Symmetries in Neural Networks

Intro

I read some cool papers this past few days that convey how to incorporate neural networks symmetries into optimizations or functions that operate on their weights.

Here are the papers:

Improving Convergence and Generalization Using Parameter Symmetries

In many neural networks, different values of the parameters may result in the same loss value. Parameter space symmetries are loss-invariant transformations that change the model parameters....

https://arxiv.org/abs/2305.13404

Symmetry Teleportation for Accelerated Optimization

Existing gradient-based optimization methods update parameters locally, in a direction that minimizes the loss function. We study a different approach, symmetry teleportation, that allows...

https://arxiv.org/abs/2205.10637

Universal Neural Functionals

A challenging problem in many modern machine learning tasks is to process weight-space features, i.e., to transform or extract information from the weights and gradients of a neural network....

https://arxiv.org/abs/2402.05232

Permutation Equivariant Neural Functionals

This work studies the design of neural networks that can process the weights or gradients of other neural networks, which we refer to as neural functional networks (NFNs). Despite a wide range of...

https://arxiv.org/abs/2302.14040

So in this post I am going to mainly focus on the first two optimization papers. The premise is we have a function parameterized by $\theta$ .

\hat{y} = F(x;\theta)

The core idea behind these papers is realizing that depending on the network there might be some symmetries in $\theta$ . What do I mean by symmetries? Well what if I can manipulate $\theta$ without changing the output of $F$ . Let me show you a concrete example to illustrate this. Let’s take a network with just one hidden layer and ignore the bias term for now, and the activation is point wise non-linear, like ReLU.

\hat{y} = W_2 \sigma (W_1x)

I can create a group $G$ of permutations, where $g \in G$ is a permutation that swaps rows of $W_1$ and the columns of $W_2$ . Note the below equation is just one way a group can interact with the weights, one could find more Groups.

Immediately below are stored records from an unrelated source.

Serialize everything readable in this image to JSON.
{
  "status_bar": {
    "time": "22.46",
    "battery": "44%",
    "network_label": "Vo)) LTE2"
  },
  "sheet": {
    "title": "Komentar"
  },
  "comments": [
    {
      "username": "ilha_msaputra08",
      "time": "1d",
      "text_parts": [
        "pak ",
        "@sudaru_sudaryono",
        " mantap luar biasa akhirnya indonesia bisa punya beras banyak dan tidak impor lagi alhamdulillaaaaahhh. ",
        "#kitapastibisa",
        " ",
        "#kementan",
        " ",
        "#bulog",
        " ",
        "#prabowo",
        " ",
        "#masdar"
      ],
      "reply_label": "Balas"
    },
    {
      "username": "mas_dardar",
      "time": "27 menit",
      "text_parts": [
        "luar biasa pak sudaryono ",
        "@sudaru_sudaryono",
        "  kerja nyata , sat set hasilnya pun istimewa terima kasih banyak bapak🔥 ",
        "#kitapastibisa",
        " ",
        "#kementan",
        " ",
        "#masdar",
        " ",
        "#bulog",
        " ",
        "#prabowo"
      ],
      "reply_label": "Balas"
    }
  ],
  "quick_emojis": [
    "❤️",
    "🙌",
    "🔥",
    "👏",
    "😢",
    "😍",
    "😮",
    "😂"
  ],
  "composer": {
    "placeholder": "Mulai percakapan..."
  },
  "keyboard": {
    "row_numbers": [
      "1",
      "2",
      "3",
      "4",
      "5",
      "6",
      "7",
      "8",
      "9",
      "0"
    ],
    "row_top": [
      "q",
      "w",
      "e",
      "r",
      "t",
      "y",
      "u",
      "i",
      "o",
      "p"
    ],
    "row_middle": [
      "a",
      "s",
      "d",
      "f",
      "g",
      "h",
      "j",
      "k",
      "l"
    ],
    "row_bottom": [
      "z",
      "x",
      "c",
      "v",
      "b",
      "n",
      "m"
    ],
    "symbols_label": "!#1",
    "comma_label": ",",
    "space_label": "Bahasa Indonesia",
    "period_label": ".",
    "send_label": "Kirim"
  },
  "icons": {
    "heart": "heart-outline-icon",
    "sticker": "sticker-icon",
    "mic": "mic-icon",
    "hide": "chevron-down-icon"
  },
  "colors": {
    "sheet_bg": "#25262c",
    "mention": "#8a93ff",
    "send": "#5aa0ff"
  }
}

\hat{y} = W_2g^{-1}\sigma (gW_1x)

Therefore, a different approach to optimization this network which is illustrated in Bo’s latest paper is to also search for $g$ . So to formalize this, let $W = (W_2, W_1)$ be all the parameters of the network. This just doesn’t apply to the two layer example, and it can apply to any network, but we will use the two layer one for simplicity. You need to find a group $G$ does operates on the weights without changing the function output, in the two layer case it could look like $G = GL(\mathbb{R})$

W_2g^{-1}\sigma (gW_1x) = W_2 \sigma (W_1x), \forall g \in G, \forall W_1, W_2 \in \mathbb{R}^{n \times n}

Then we want to find a $g \in G$ s.t.

g^t = \argmax_{g \in G} || \nabla_WL(g\cdot W^t)||^2

Then we can do vanilla gradient descent on a batch of data $\xi^t$

W^{t+1} = g^t \cdot W^t - \eta \nabla_W L(g^t \cdot W^t, \xi^t)

This is interesting because it means for a given set of parameter values at a time step $W^t$ , then we can manipulate them without it changing the output and loss value. That means searching over $g$ would be searching over a level set almost, and we want to find the point that largest gradient norm which is the steepest value. This is Figure 1 from Bo’s paper.

Now it can turn out that certain groups like the permutation group will have no effect on the gradient norm. In addition, the set of permutation matrixes isn’t smooth / continuous so we can’t use gradient based optimization to find the right permutation matrix easily. What is done in practice is use just group defined by $\exp(A)$ , the group of exponentiated matrices. If you don’t recall, the matrix exponentiation operation is:

\exp(A) = I + A + \frac{A^2}{2!} + \frac{A^3}{3!} + \frac{A^4}{4!} + ...

The cool property is $\exp(A)$ is the inverse to $\exp(-A)$ . So we can make $g$ be pre/post multiplying $W_1,W_2$ by $\exp(A), \exp(-A)$ respectively. This allows us to do gradient optimization on $A$ while ensuring that we are within the group. In practice we take the first order Talor approximation and obtain $(I + A), (I - A)$ respectively. This in general won’t guarantee the function value will be the same but the authors observe that the actual change is minimal, and they perform gradient descent to find $A$ that maximizes the gradient norm of $L$ w.r.t $W$ .

In general I find it interesting how we can find different parameterizations of the weights because we can really consider $g,W$ to be the new set of weights, and its interesting to think about how different parameterizations will affect the training trajectory.

Acknowledgments

I got in touch with Bo, and she gave useful feedback on this post!